The battery is extremely heavy, and dragging it around expends huge amounts of energy.

The Battery's lose efficiency in extreme weather, very cold especially because a large portion of energy is sucked up by the heater. Gas and diesel engines produce waste heat which is then captured to heat the cabin.

Also Gas and diesel engines spin at idle which means they can be used to turn the AC compressor.

Toyota figured this out long ago and thus decided to go with a gas/electric hybrid instead.

2 ( +5 / -3 )

Tesla has a nice range calculator with temperature estimate, surprising:

https://www.tesla.com/jp/models#range-calculator

Also without the very heavy inefficient internal combustion engine and transmission you save weight for the battery, plus way more cargo space than a hybrid.

-2 ( +1 / -3 )

Hydrogen will ultimately be more efficient.

2 ( +4 / -2 )

Not mentioned is that the current production of batteries produces vast amounts of CO2, as much as a gasoline-powered car would produce after years of driving. Next, in places like Japan, were almost all electricity comes from fossil fuels, electric cars pollute more than gasoline-powered cars.

Figure the amount of fuel which must be burned to create a certain amount of electricity. 75% of that electricity is lost in transmission. Then the amount of hours one must charge a car. If you are an American driver, who commutes every day, your electric car could produce as much as 6 times the CO2 of a conventional gasoline-powered car.
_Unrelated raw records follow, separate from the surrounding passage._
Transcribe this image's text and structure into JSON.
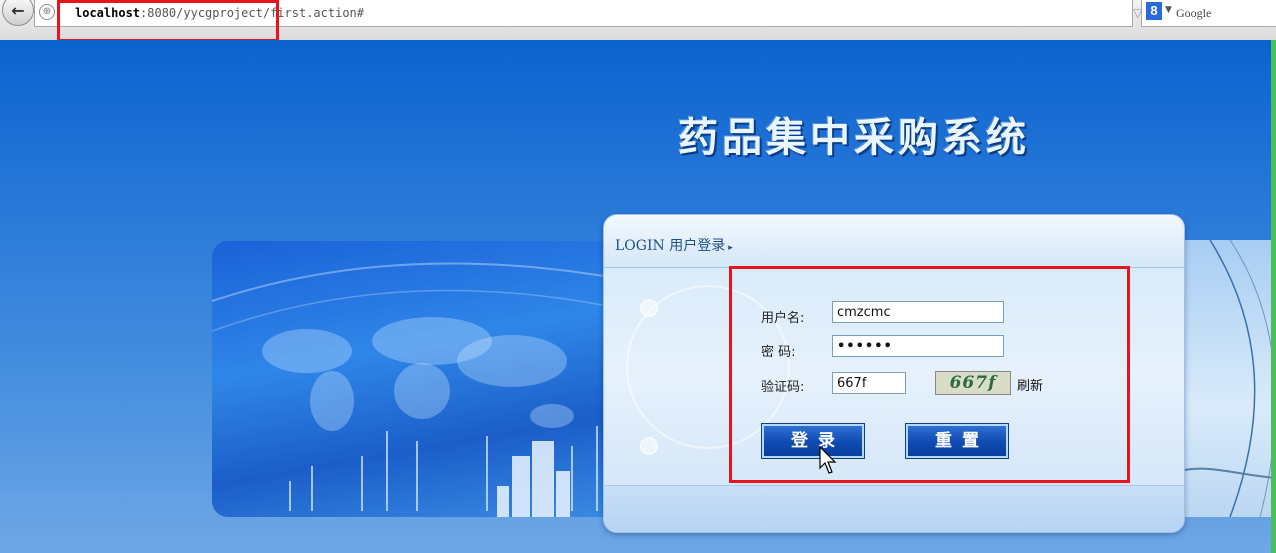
{
  "browser": {
    "url_host": "localhost",
    "url_rest": ":8080/yycgproject/first.action#",
    "search_engine": "Google",
    "back_icon": "back-arrow-icon",
    "reload_icon": "reload-icon",
    "google_logo": "8"
  },
  "page": {
    "system_title": "药品集中采购系统"
  },
  "login": {
    "title": "LOGIN 用户登录",
    "title_caret": "▸",
    "username_label": "用户名:",
    "username_value": "cmzcmc",
    "password_label": "密 码:",
    "password_value": "••••••",
    "captcha_label": "验证码:",
    "captcha_value": "667f",
    "captcha_image_text": "667f",
    "refresh_label": "刷新",
    "login_button": "登录",
    "reset_button": "重置"
  },
  "colors": {
    "highlight": "#e8131c",
    "page_blue": "#1f6fd1",
    "button_blue": "#0f4ab2"
  }
}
But it's all the new economy. If Ford and others produce these cars, they'll be heavily subsidized by the state. They no longer have to produce cars in such a way as to earn a profit from their buyers, their profits can be coerced out of the taxpayers instead.

Every Tesla sold receives a $7500 subsidy from the federal government, and many states sweeten the pot with their own subsidies, California will toss in an additional $2500.
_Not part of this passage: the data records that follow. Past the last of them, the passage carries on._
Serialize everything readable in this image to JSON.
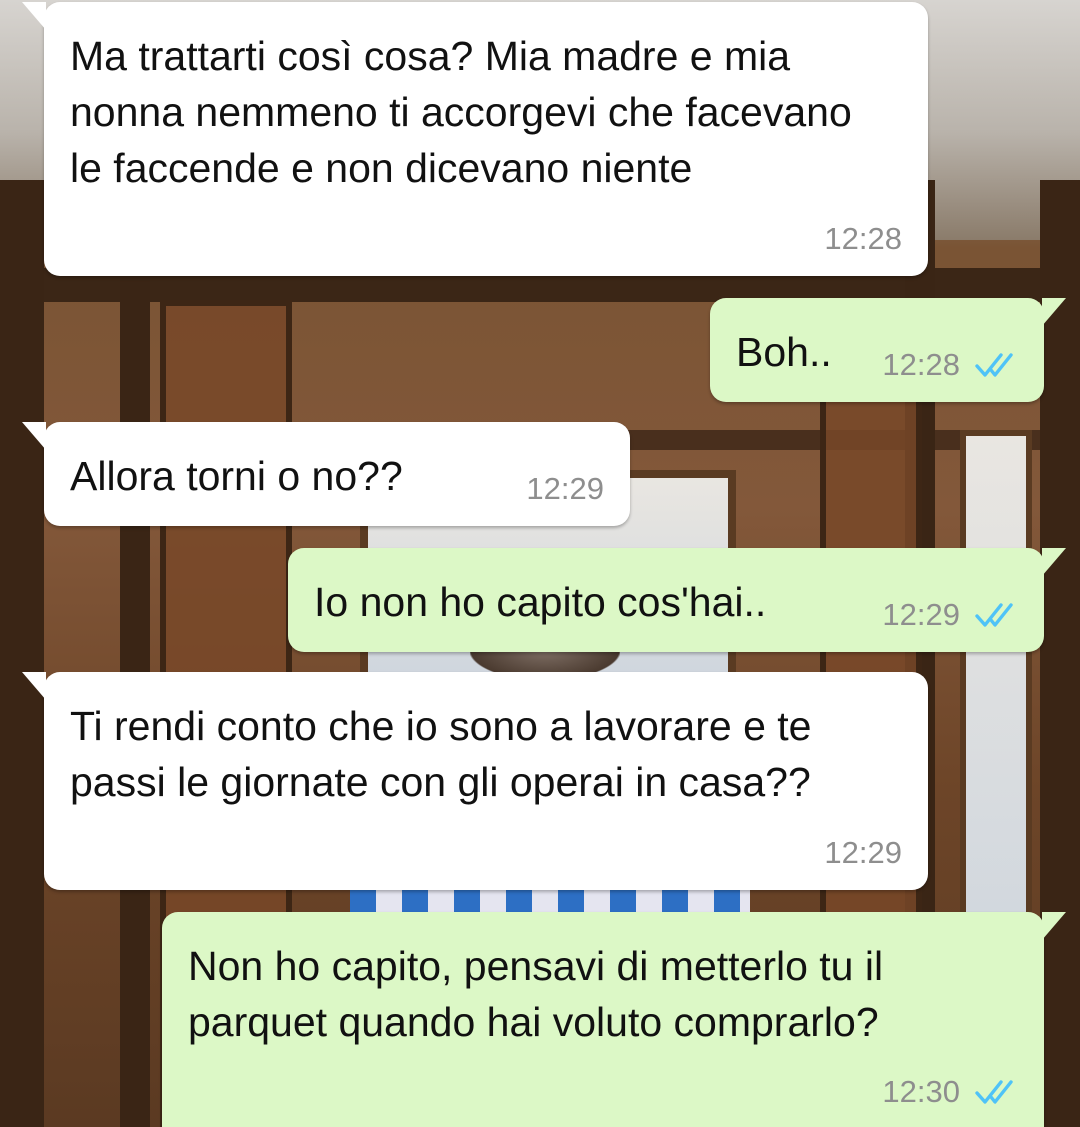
{
  "chat": {
    "messages": [
      {
        "direction": "incoming",
        "text": "Ma trattarti così cosa? Mia madre e mia nonna nemmeno ti accorgevi che facevano le faccende e non dicevano niente",
        "time": "12:28"
      },
      {
        "direction": "outgoing",
        "text": "Boh..",
        "time": "12:28",
        "status": "read"
      },
      {
        "direction": "incoming",
        "text": "Allora torni o no??",
        "time": "12:29"
      },
      {
        "direction": "outgoing",
        "text": "Io non ho capito cos'hai..",
        "time": "12:29",
        "status": "read"
      },
      {
        "direction": "incoming",
        "text": "Ti rendi conto che io sono a lavorare e te passi le giornate con gli operai in casa??",
        "time": "12:29"
      },
      {
        "direction": "outgoing",
        "text": "Non ho capito, pensavi di metterlo tu il parquet quando hai voluto comprarlo?",
        "time": "12:30",
        "status": "read"
      }
    ]
  },
  "colors": {
    "incoming_bubble": "#ffffff",
    "outgoing_bubble": "#dcf8c6",
    "read_ticks": "#4fc3f7",
    "timestamp": "#8e8e8e"
  },
  "icons": {
    "read_receipt": "double-check-icon",
    "wallpaper": "wooden-room-wallpaper"
  }
}
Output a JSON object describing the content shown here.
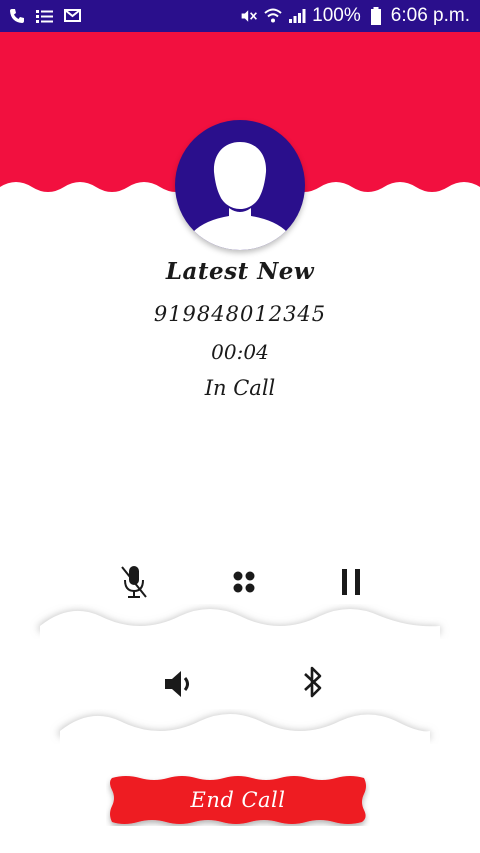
{
  "status_bar": {
    "battery_percent": "100%",
    "time": "6:06 p.m.",
    "left_icons": [
      "phone-icon",
      "list-icon",
      "mail-icon"
    ],
    "right_icons": [
      "mute-icon",
      "wifi-icon",
      "signal-icon",
      "battery-icon"
    ]
  },
  "caller": {
    "name": "Latest New",
    "number": "919848012345",
    "duration": "00:04",
    "status": "In Call"
  },
  "controls": {
    "row1": [
      "mute-mic-icon",
      "keypad-icon",
      "pause-icon"
    ],
    "row2": [
      "speaker-icon",
      "bluetooth-icon"
    ]
  },
  "end_call_label": "End Call",
  "colors": {
    "status_bar": "#2a0f8c",
    "header_red": "#f2103f",
    "avatar_bg": "#2a0f8c",
    "end_call_red": "#ee1b24"
  }
}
Elon Musk has received more than $4 billion in state subsidies for his top three green ventures, which, in the end, are no more green that conventional cars, unless you are talking about green as the color of money.

The average income of a Tesla owner is over $300,000 per year, but these well-to-do drivers are subsidized by those who earn much less, most of whom cannot afford to buy a Tesla.

1 ( +4 / -3 )

The average income of a Tesla owner is over $300,000 per year, but these well-to-do drivers are subsidized by those who earn much less, most of whom cannot afford to buy a Tesla.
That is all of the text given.